PhD in Technical Sciences, Founder, Aigents, Architect, SingularityNET, RIAC Expert

ChatGPT technology, for the first time in the half-century history of research in Natural Language Processing (NLP), made it possible to solve the task of summarizing texts with a quality acceptable for practical use. One of the new services based on this technology is ChatPDF, a service for generating short “extracts” from scientific articles and documents in different languages.

Today, LLM and MLLM-based solutions may well improve the productivity of those who work with text, graphics, and uncomplicated program code—in cases where one does not need a hundred percent guarantee of adequacy and quality, or the user acts as a critic, picking up “hints” or “prompts” and making sure the output is adequate.

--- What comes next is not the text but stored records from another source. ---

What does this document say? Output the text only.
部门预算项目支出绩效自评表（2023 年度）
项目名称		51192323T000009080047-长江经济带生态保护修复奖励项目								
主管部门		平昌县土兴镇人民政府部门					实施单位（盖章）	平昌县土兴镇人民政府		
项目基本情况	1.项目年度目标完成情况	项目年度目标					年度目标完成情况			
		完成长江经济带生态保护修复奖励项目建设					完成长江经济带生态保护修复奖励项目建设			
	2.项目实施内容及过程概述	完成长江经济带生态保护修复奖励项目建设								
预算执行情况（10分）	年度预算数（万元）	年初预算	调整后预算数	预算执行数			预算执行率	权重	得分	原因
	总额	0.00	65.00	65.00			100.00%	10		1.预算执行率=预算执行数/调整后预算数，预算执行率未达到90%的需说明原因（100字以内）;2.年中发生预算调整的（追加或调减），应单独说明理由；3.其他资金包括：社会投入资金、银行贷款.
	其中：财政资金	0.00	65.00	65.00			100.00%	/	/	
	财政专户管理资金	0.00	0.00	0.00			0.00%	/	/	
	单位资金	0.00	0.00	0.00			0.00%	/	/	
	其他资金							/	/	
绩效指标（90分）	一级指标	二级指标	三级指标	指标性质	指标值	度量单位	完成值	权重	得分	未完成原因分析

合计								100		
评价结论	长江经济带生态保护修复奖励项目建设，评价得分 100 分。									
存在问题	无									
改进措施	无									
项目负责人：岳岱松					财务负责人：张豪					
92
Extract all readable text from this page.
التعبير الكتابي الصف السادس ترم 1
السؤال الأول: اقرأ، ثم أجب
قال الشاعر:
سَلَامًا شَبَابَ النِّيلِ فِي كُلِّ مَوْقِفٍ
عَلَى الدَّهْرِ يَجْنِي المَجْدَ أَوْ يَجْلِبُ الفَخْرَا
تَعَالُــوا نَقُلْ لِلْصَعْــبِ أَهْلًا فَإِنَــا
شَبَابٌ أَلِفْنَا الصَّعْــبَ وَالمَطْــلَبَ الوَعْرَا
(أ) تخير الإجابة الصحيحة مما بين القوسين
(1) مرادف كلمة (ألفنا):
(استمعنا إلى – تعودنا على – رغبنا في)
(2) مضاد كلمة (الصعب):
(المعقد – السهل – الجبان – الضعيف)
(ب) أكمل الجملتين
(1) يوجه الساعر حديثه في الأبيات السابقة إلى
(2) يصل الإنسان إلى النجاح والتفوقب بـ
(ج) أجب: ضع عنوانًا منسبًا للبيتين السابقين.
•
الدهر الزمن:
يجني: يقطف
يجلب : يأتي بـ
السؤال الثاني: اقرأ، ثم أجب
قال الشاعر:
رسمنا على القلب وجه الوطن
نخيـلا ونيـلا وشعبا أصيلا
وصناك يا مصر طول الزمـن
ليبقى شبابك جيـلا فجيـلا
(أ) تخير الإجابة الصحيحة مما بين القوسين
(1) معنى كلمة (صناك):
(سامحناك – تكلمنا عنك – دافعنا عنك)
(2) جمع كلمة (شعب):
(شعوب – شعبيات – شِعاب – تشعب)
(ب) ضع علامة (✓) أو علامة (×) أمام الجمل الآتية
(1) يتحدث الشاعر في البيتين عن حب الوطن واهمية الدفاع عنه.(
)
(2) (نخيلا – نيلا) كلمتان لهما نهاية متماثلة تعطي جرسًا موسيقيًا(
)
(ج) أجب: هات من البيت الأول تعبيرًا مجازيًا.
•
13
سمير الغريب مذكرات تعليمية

The use of such technologies at the state level or for political and marketing purposes can lead to a qualitatively new level of manipulating the public consciousness, based on massive generation and delivery of highly realistic text, audio and video content with a preset orientation. Neuro marketing will be automated and put on an assembly line. Superiority in hybrid and information warfare may lie with whoever is able and willing to turn these technologies into weapons.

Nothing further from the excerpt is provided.